Orange F. Green, et al., Respondents, vs. Indianapolis & St. Louis Railroad Co., Appellant.
    1. Judgment affirmed.
    
      Appeal from St. Louis Circuit Court.
    
    
      C. M. Whitney, for Appellant.
    
      Luden Eaton, for Respondents.
   Adams, Judge,

delivered the opinion of the court.

This was an action against the defendant, as a common carrier, for violating a contract of affreightment in failing to deliver fifty barrels of boiled cider, in good order and condition. The plaintiffs claimed one hundred dollars damages.

The case was submitted to a jury for trial, and on the trial it was agreed that the only defense relied on, was that the eider had fermented. It was agreed, also, that there were only two barrels in dispute. . The cider was all in apparent good order when received by the defendant. The two barrels referred to were delivered to the plaintiff with the heads bursted out, leaving only about a pint of cider in each barrel. The evidence, on the part of the plaintiff, was that the remainder of the cider in the two barrels in dispute, was sweet, and that it had not fermented.

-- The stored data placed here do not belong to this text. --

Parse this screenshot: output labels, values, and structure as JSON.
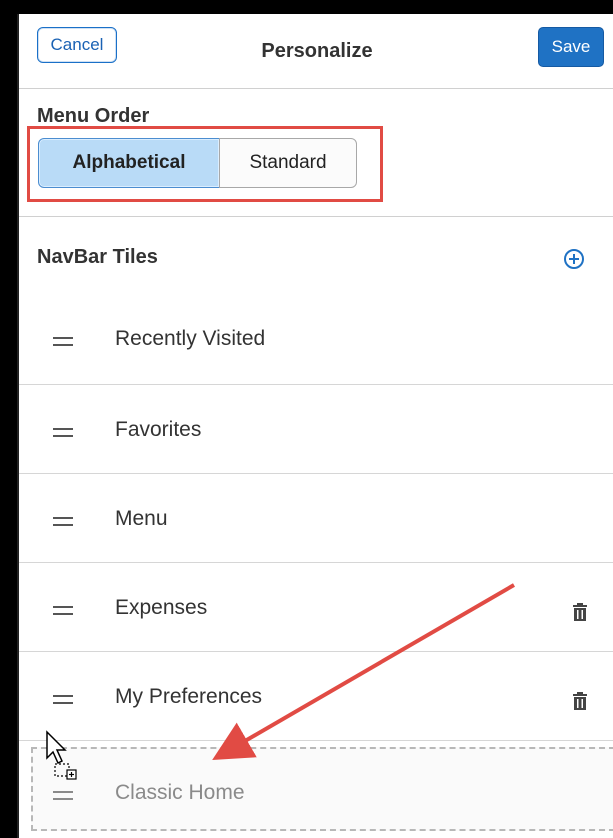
{
  "header": {
    "cancel_label": "Cancel",
    "title": "Personalize",
    "save_label": "Save"
  },
  "menu_order": {
    "label": "Menu Order",
    "options": [
      "Alphabetical",
      "Standard"
    ],
    "selected": "Alphabetical"
  },
  "navbar_tiles": {
    "label": "NavBar Tiles",
    "add_icon": "plus-circle-icon",
    "items": [
      {
        "label": "Recently Visited",
        "deletable": false
      },
      {
        "label": "Favorites",
        "deletable": false
      },
      {
        "label": "Menu",
        "deletable": false
      },
      {
        "label": "Expenses",
        "deletable": true
      },
      {
        "label": "My Preferences",
        "deletable": true
      }
    ],
    "dragging_item": "Classic Home"
  },
  "colors": {
    "accent": "#1f72c4",
    "selected_segment": "#b9dbf7",
    "annotation": "#e14b44"
  }
}
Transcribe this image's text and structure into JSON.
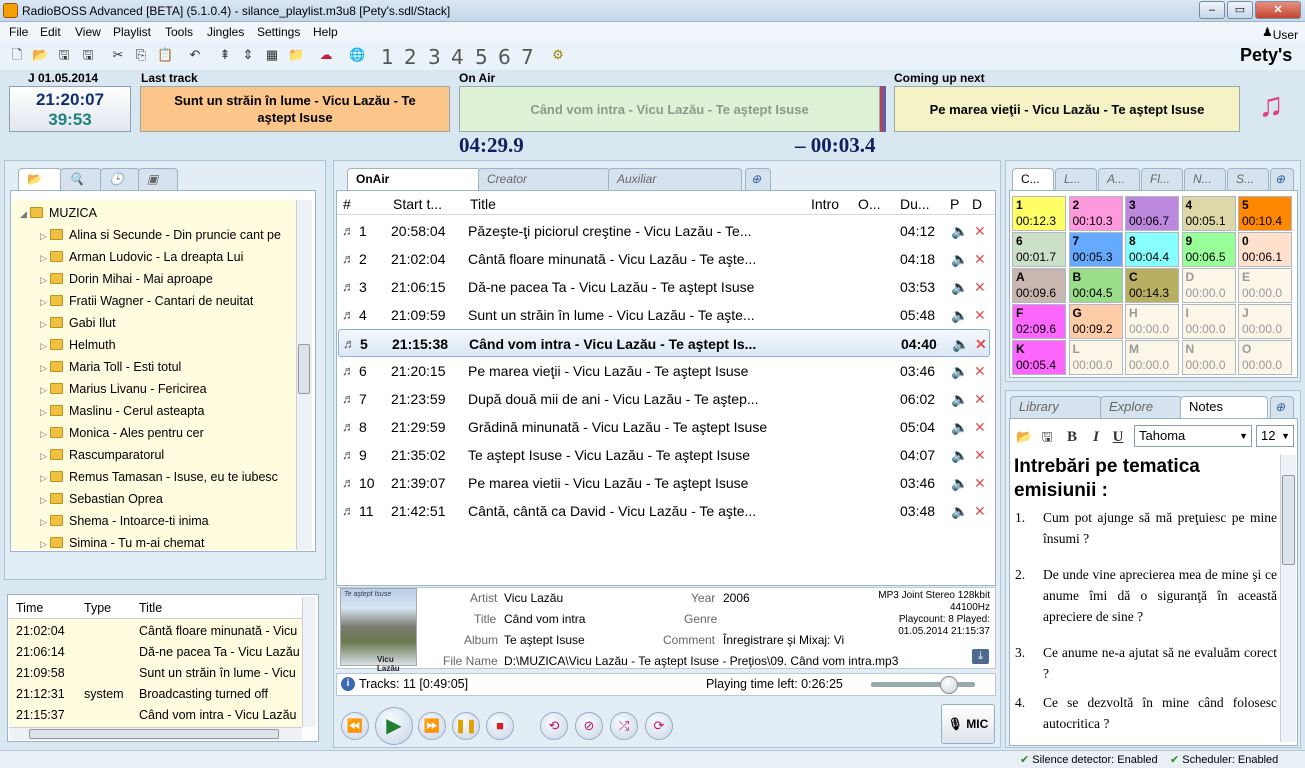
{
  "window": {
    "title": "RadioBOSS Advanced [BETA] (5.1.0.4) - silance_playlist.m3u8 [Pety's.sdl/Stack]",
    "user": "User",
    "station": "Pety's"
  },
  "menu": [
    "File",
    "Edit",
    "View",
    "Playlist",
    "Tools",
    "Jingles",
    "Settings",
    "Help"
  ],
  "toolbar_numbers": [
    "1",
    "2",
    "3",
    "4",
    "5",
    "6",
    "7"
  ],
  "clock": {
    "date": "J 01.05.2014",
    "time": "21:20:07",
    "secondary": "39:53"
  },
  "last_track": {
    "label": "Last track",
    "text": "Sunt un străin în lume - Vicu Lazău - Te aştept Isuse"
  },
  "on_air": {
    "label": "On Air",
    "text": "Când vom intra - Vicu Lazău - Te aştept Isuse",
    "elapsed": "04:29.9",
    "remaining": "– 00:03.4"
  },
  "coming_up": {
    "label": "Coming up next",
    "text": "Pe marea vieţii - Vicu Lazău - Te aştept Isuse"
  },
  "tree": {
    "root": "MUZICA",
    "items": [
      "Alina si Secunde - Din pruncie cant pe",
      "Arman Ludovic - La dreapta Lui",
      "Dorin Mihai - Mai aproape",
      "Fratii Wagner - Cantari de neuitat",
      "Gabi Ilut",
      "Helmuth",
      "Maria Toll - Esti totul",
      "Marius Livanu - Fericirea",
      "Maslinu - Cerul asteapta",
      "Monica - Ales pentru cer",
      "Rascumparatorul",
      "Remus Tamasan - Isuse, eu te iubesc",
      "Sebastian Oprea",
      "Shema - Intoarce-ti inima",
      "Simina - Tu m-ai chemat"
    ]
  },
  "log": {
    "headers": [
      "Time",
      "Type",
      "Title"
    ],
    "rows": [
      {
        "time": "21:02:04",
        "type": "",
        "title": "Cântă floare minunată - Vicu"
      },
      {
        "time": "21:06:14",
        "type": "",
        "title": "Dă-ne pacea Ta - Vicu Lazău"
      },
      {
        "time": "21:09:58",
        "type": "",
        "title": "Sunt un străin în lume - Vicu"
      },
      {
        "time": "21:12:31",
        "type": "system",
        "title": "Broadcasting turned off"
      },
      {
        "time": "21:15:37",
        "type": "",
        "title": "Când vom intra - Vicu Lazău"
      }
    ]
  },
  "playlist_tabs": [
    "OnAir",
    "Creator",
    "Auxiliar"
  ],
  "playlist": {
    "headers": [
      "#",
      "Start t...",
      "Title",
      "Intro",
      "O...",
      "Du...",
      "P",
      "D"
    ],
    "rows": [
      {
        "n": "1",
        "start": "20:58:04",
        "title": "Păzeşte-ţi piciorul creştine - Vicu Lazău - Te...",
        "dur": "04:12"
      },
      {
        "n": "2",
        "start": "21:02:04",
        "title": "Cântă floare minunată - Vicu Lazău - Te aşte...",
        "dur": "04:18"
      },
      {
        "n": "3",
        "start": "21:06:15",
        "title": "Dă-ne pacea Ta - Vicu Lazău - Te aştept Isuse",
        "dur": "03:53"
      },
      {
        "n": "4",
        "start": "21:09:59",
        "title": "Sunt un străin în lume - Vicu Lazău - Te aşte...",
        "dur": "05:48"
      },
      {
        "n": "5",
        "start": "21:15:38",
        "title": "Când vom intra - Vicu Lazău - Te aştept Is...",
        "dur": "04:40"
      },
      {
        "n": "6",
        "start": "21:20:15",
        "title": "Pe marea vieţii - Vicu Lazău - Te aştept Isuse",
        "dur": "03:46"
      },
      {
        "n": "7",
        "start": "21:23:59",
        "title": "După două mii de ani - Vicu Lazău - Te aştep...",
        "dur": "06:02"
      },
      {
        "n": "8",
        "start": "21:29:59",
        "title": "Grădină minunată - Vicu Lazău - Te aştept Isuse",
        "dur": "05:04"
      },
      {
        "n": "9",
        "start": "21:35:02",
        "title": "Te aştept Isuse - Vicu Lazău - Te aştept Isuse",
        "dur": "04:07"
      },
      {
        "n": "10",
        "start": "21:39:07",
        "title": "Pe marea vietii - Vicu Lazău - Te aştept Isuse",
        "dur": "03:46"
      },
      {
        "n": "11",
        "start": "21:42:51",
        "title": "Cântă, cântă ca David - Vicu Lazău - Te aşte...",
        "dur": "03:48"
      }
    ]
  },
  "track_info": {
    "cover_title": "Te aştept Isuse",
    "cover_artist": "Vicu Lazău",
    "artist_label": "Artist",
    "artist": "Vicu Lazău",
    "title_label": "Title",
    "title": "Când vom intra",
    "album_label": "Album",
    "album": "Te aştept Isuse",
    "year_label": "Year",
    "year": "2006",
    "genre_label": "Genre",
    "genre": "",
    "comment_label": "Comment",
    "comment": "Înregistrare şi Mixaj: Vi",
    "file_label": "File Name",
    "file": "D:\\MUZICA\\Vicu Lazău - Te aştept Isuse - Preţios\\09. Când vom intra.mp3",
    "format": "MP3 Joint Stereo 128kbit",
    "rate": "44100Hz",
    "playcount": "Playcount: 8  Played:",
    "played": "01.05.2014 21:15:37"
  },
  "tracks_bar": {
    "tracks": "Tracks: 11 [0:49:05]",
    "time_left": "Playing time left: 0:26:25",
    "volume": 0.75
  },
  "mic_label": "MIC",
  "cart_tabs": [
    "C...",
    "L...",
    "A...",
    "Fl...",
    "N...",
    "S..."
  ],
  "carts": [
    {
      "key": "1",
      "time": "00:12.3",
      "color": "#ffff66"
    },
    {
      "key": "2",
      "time": "00:10.3",
      "color": "#ff99dd"
    },
    {
      "key": "3",
      "time": "00:06.7",
      "color": "#bb88dd"
    },
    {
      "key": "4",
      "time": "00:05.1",
      "color": "#ddd8a8"
    },
    {
      "key": "5",
      "time": "00:10.4",
      "color": "#ff8800"
    },
    {
      "key": "6",
      "time": "00:01.7",
      "color": "#cce0c8"
    },
    {
      "key": "7",
      "time": "00:05.3",
      "color": "#66aaff"
    },
    {
      "key": "8",
      "time": "00:04.4",
      "color": "#88ffff"
    },
    {
      "key": "9",
      "time": "00:06.5",
      "color": "#99ff99"
    },
    {
      "key": "0",
      "time": "00:06.1",
      "color": "#ffe0cc"
    },
    {
      "key": "A",
      "time": "00:09.6",
      "color": "#c9b6b0"
    },
    {
      "key": "B",
      "time": "00:04.5",
      "color": "#99dd88"
    },
    {
      "key": "C",
      "time": "00:14.3",
      "color": "#b8b060"
    },
    {
      "key": "D",
      "time": "00:00.0",
      "color": ""
    },
    {
      "key": "E",
      "time": "00:00.0",
      "color": ""
    },
    {
      "key": "F",
      "time": "02:09.6",
      "color": "#ff66ff"
    },
    {
      "key": "G",
      "time": "00:09.2",
      "color": "#ffccaa"
    },
    {
      "key": "H",
      "time": "00:00.0",
      "color": ""
    },
    {
      "key": "I",
      "time": "00:00.0",
      "color": ""
    },
    {
      "key": "J",
      "time": "00:00.0",
      "color": ""
    },
    {
      "key": "K",
      "time": "00:05.4",
      "color": "#ff66ff"
    },
    {
      "key": "L",
      "time": "00:00.0",
      "color": ""
    },
    {
      "key": "M",
      "time": "00:00.0",
      "color": ""
    },
    {
      "key": "N",
      "time": "00:00.0",
      "color": ""
    },
    {
      "key": "O",
      "time": "00:00.0",
      "color": ""
    }
  ],
  "lower_tabs": [
    "Library",
    "Explore",
    "Notes"
  ],
  "notes": {
    "font": "Tahoma",
    "size": "12",
    "heading": "Intrebări pe tematica emisiunii :",
    "items": [
      {
        "n": "1.",
        "t": "Cum pot ajunge să mă preţuiesc pe mine însumi ?"
      },
      {
        "n": "2.",
        "t": "De unde vine aprecierea mea de mine şi ce anume îmi dă o siguranţă în această apreciere de sine ?"
      },
      {
        "n": "3.",
        "t": "Ce anume ne-a ajutat să ne evaluăm corect ?"
      },
      {
        "n": "4.",
        "t": "Ce se dezvoltă în mine când folosesc autocritica ?"
      }
    ]
  },
  "status": {
    "silence": "Silence detector: Enabled",
    "scheduler": "Scheduler: Enabled"
  }
}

The plaintiff’s evidence also tended to prove that the cider in dispute had been boiled down, five barrels into one, and that when cider is thus reduced, it will not ferment.

There was no evidence given on the part of the defendant, that the cider in dispute had fermented. The only evidence given was, that cider boiled three barrels into one, would ferment, and the opinions of his witnesses were, that boiled cider would ferment. None of the defendant’s witnesses had seen this cider, or gave any testimony about it. There was no dispute as to the value of the cider. On this evidence, the court gave the following instruction to the jury, which was excepted to by the defendant: “The jury will find for the plaintiffs, and they will assess the damages not exceeding one hundred dollars, at the value of the boiled cider in St. Louis, on the 2nd day of November, 1870, and compute interest at the rate of six per cent, per annum, from July 25, 1872, to this date.”

This suit was commenced on the 25th of July, 1872. The jury found a verdict for the plaintiff, and the defendant filed a motion for a new trial, which was overruled, and final judgment entered on the verdict. This judgment was affirmed by the General Term, and the defendant has appealed to this court.

The onus to prove the defense relied on, was upon the defendant. There was no evidence given tending to prove that the cider in the two barrels in dispute had fermented. The plaintiff’s case, therefore, stood admitted on the record, except as to the amount of damages.

There was no error in directing the jury to find for the plaintiffs. As this is the only point raised by the record, the judgment must be affirmed. Judgment affirmed.

Judge Wagner absent; the other judges concur.